How do magnifying glasses work?

How do magnifying glasses work?

– Elwin

A magnifying glass is a great thing to bring on a summer evening walk – you can use it to examine bugs, stones, leaves and anything else you see that warrants some close attention.

But how do these devices work? It all depends on the movement of light.

Light travels at different speeds through different substances. It goes slightly slower through glass and plastic than it does through air.

This speed difference isn’t obvious to the human eye. But it does have another noticeable effect: it can change the angle at which light is travelling. This is referred to as refraction, and it happens as long as the light is hitting the glass at an angle other than 90°.

Gif of waves of light moving across a medium
This animation represents waves of light moving across a medium – slowing the light changes its angle. Credit: Ulflund, CC0, https://commons.wikimedia.org/w/index.php?curid=73784342

It seems odd that changing the speed of light should change its angle – it’s because, rather than moving in a straight line, light moves in waves. Part of the wave is slowing down before the rest has done so. Some people compare this to driving a car off the road at an angle – if the left front wheel hits dirt and slows down while the right wheel is still on bitumen, the car will swing to the left.

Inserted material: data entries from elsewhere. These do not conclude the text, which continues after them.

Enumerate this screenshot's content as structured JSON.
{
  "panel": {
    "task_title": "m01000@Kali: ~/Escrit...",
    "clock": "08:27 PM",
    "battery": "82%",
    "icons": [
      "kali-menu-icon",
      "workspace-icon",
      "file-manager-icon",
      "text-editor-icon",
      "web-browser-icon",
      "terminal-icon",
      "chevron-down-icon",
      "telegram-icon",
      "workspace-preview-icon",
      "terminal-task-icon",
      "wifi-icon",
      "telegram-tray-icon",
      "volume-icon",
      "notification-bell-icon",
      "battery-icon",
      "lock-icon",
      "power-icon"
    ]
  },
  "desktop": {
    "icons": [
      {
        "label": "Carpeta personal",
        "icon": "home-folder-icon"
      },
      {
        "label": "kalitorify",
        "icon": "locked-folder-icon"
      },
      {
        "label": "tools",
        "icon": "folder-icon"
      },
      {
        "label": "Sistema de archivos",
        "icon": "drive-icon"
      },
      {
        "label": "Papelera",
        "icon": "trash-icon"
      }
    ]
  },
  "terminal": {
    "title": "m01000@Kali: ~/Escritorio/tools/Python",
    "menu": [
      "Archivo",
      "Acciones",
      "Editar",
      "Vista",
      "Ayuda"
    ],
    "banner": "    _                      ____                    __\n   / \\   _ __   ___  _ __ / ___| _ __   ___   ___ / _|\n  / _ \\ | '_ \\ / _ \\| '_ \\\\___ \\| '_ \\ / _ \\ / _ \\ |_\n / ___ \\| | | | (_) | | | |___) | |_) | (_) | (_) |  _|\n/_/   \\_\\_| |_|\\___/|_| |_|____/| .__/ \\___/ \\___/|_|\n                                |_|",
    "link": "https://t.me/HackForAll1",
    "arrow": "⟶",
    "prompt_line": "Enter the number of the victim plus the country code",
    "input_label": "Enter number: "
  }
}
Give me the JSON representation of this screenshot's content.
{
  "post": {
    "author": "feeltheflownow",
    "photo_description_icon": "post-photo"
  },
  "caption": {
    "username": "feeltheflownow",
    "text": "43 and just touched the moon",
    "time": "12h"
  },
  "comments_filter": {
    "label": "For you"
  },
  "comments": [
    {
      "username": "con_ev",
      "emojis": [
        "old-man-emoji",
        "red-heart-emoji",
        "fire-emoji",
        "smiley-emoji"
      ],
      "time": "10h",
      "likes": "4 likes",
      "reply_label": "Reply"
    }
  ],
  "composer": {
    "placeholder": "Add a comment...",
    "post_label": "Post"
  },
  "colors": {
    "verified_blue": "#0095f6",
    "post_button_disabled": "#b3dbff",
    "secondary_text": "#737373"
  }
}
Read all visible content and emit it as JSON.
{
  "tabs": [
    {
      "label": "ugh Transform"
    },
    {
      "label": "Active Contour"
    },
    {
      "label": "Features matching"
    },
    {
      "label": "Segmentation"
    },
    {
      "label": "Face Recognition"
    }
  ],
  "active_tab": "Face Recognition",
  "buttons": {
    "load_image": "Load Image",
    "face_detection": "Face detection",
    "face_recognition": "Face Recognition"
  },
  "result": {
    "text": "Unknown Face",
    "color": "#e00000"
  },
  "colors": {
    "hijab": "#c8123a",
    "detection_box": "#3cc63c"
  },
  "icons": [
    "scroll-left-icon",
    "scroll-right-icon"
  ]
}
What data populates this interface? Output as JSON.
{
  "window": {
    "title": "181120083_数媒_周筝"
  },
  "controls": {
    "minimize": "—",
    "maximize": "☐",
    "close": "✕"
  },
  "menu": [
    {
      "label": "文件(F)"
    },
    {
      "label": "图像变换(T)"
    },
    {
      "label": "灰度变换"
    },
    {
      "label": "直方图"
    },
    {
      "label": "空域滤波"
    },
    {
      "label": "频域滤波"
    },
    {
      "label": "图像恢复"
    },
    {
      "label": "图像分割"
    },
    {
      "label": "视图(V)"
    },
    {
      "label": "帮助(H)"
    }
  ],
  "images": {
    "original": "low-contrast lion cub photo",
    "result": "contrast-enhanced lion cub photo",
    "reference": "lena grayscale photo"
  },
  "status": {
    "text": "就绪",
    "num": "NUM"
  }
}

Three beams of light shone through convex lens, which is bending the light and making the points converge
These three beams of light shone through a convex lens can visually demonstrate how the lens manipulates light: making points converge, rather than diverge. Credit: User Fir0002 on en.wikipedia – http://en.wikipedia.org/wiki/Image:Large_convex_lens.jpg, CC BY-SA 3.0, https://commons.wikimedia.org/w/index.php?curid=1247157

A magnifying glass is usually a convex lens (a lens that bulges outwards), made of either glass or plastic. Light hits the glass at an angle, and it gets refracted towards the centre of the lens. Leaving the glass makes it refract even further, meaning, at some point, these rays of light converge together.

If you’ve held up a glass in front of a cool leaf (for instance), the light from the leaf is getting concentrated, rather than dispersed as it would ordinarily. If you put your eye at the right spot in front of the glass, you’ll see a larger image of the leaf.

This is also why, if you hold a magnifying glass above the ground on a sunny day, you may see a bright spot form. Just as with light coming from other objects, the magnifying glass can concentrate light from the sun.

Because sunlight is much stronger than ambient light, this can be quite dangerous – the magnifying glass can concentrate sunlight enough to set things alight. Make sure never to do this near flammable objects, and don’t leave your magnifying glass lying around outside on total fire ban days.